Forensic investigators: Advice from the pros to boost your expert witness credibility
Digital Forensics | May 26, 2016
As a digital forensics professional, you know how to get on the electronic trail and help prove facts in civil and criminal cases. But when opposition attorneys are seasoned and crafty, explaining how you connected the digital dots can make the witness stand seem more hostile than a mixed martial arts steel cage octagon.
A panel of attorneys and veteran expert witnesses at Guidance Software’s Enfuse 2016 user conference discussed the traps, pitfalls and mistaken assumptions forensic investigators can make in the course of testifying during depositions, hearings and trials.
The lively panelists offered 30-plus tips – many of them backed with anecdotes from their own cases or ones they’d researched. We present the top 10:
- Don’t sign an affidavit you didn’t write. On the stand, opposing attorneys will use this as a hatchet to chop away at your credibility. Many times, however, investigators collaborate with a member of the attorney’s office to draft a statement, and that’s perfectly acceptable. The best thing to do, of course, is to write your own.
- Slow down your questioner. Sometimes, opposing attorneys knock out questions in a rapid-fire fashion to fluster you or lead you down a logical dead end that puts you in a bad light. When you sense things are headed this way, you can tap the breaks by having the questioner repeat the question because you didn’t hear it right, or ask for clarifications and definitions.
- In depositions, don’t answer the question that should have been asked. Let’s face it, you’re closest to the data and understand its interpretation as well as anyone. But while you want to prove your expertise, don’t take the opportunity to answer a related question to the one being asked because the original question was off-topic, uninteresting, incomplete or had some other problem. Don’t give them any more information to strategize against than you have to.

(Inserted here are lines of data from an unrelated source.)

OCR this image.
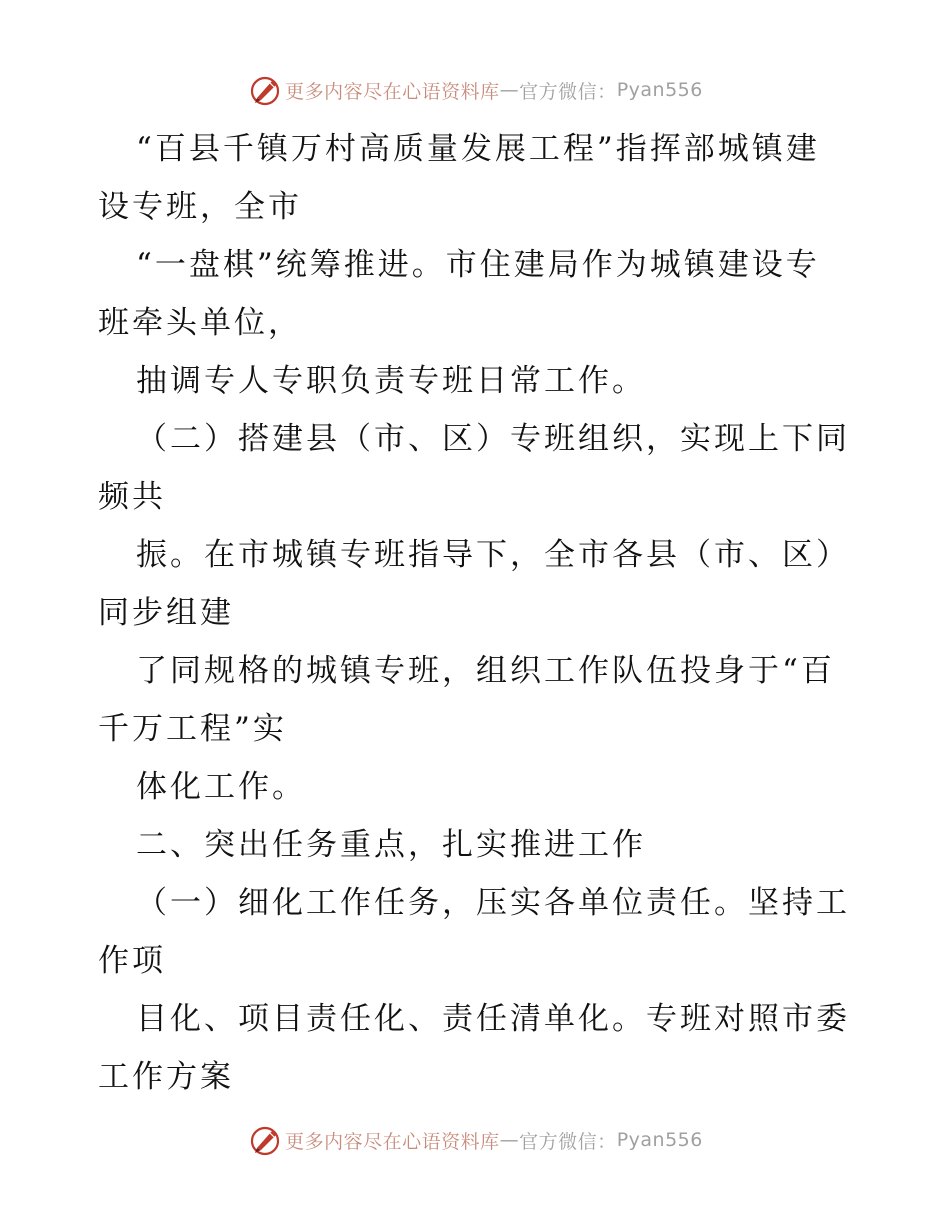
更多内容尽在心语资料库 — 官方微信： Pyan556
“百县千镇万村高质量发展工程”指挥部城镇建
设专班，全市
“一盘棋”统筹推进。市住建局作为城镇建设专
班牵头单位，
抽调专人专职负责专班日常工作。
（二）搭建县（市、区）专班组织，实现上下同
频共
振。在市城镇专班指导下，全市各县（市、区）
同步组建
了同规格的城镇专班，组织工作队伍投身于“百
千万工程”实
体化工作。
二、突出任务重点，扎实推进工作
（一）细化工作任务，压实各单位责任。坚持工
作项
目化、项目责任化、责任清单化。专班对照市委
工作方案
更多内容尽在心语资料库 — 官方微信： Pyan556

- Answer either/or trap questions this way. Sometimes through ignorance or strategy, you get a “this, or that?” question where both answers are wrong, or partially wrong, or unanswerable – and both answers can put you in a bad spot. Here’s what you say: “I can’t answer that without misleading the jury.”
- Don’t bring your laptop to a deposition. It can suddenly be turned into evidence and you’re leaving without it. Leave it in the car, or better yet, at home.
- Don’t, for one second, believe this statement: “Don’t worry, it will settle. It’s never going to trial.” Whoever on the legal team says this could very well be right. But on the off-chance they’re not -- and you discontinue forensics work and documentation based on the assumption it’s going to settle -- you may end up in a position where you have to cram a week’s worth of work in a day, and in the process possibly hurting your side’s chance to win.
- Don’t be afraid of questions to which you don’t know the answers. It becomes clear when an expert witness feints or dodges a question to which he or she is unsure of the answer. Simply respond to the effect of, “I haven’t tested it yet,” or “I need to check this.” Opposition attorneys especially like it when experts make up answers to questions to which they clearly don’t know the answers to – it’s blood in the water and can be the opening they need to win the case.
- “Can you say this information was a trade secret?” No, you can’t. You don’t own the company, and likely you’re not an expert in their market. You can, however, say that the CEO or someone within the company told you it was. So when prepping with the client, get someone to explain a particular piece of information – if relevant to your testimony – is a trade secret.
- Avoid jargon. When talking to peers, you move easily between computer-tech-forensics-law enforcement-legal dialects. On the stand, it can be incomprehensible to attorneys and juries and judges, and that’s not helpful to your case or credibility. Stick to plain English as much as possible. Practice what you’re going to say. Practice being articulate.
- Listen to the lawyers. Take their suggestions for mock depositions and mock trial testimony. Listen to their advice, let them help you communicate your best evidence in the most concise way. They know what they’re doing and soon you will too, customized to the case at hand.
James Vaughn, managing director, iDiscovery Solutions; Jonathan Rajewski, director & digital forensics professor, Champlain College; Sheryl Falk, attorney, Winston Strawn; Christopher Novak, managing principal, Verizon; David Cowen, partner, G-C Partners, LLC/SANS.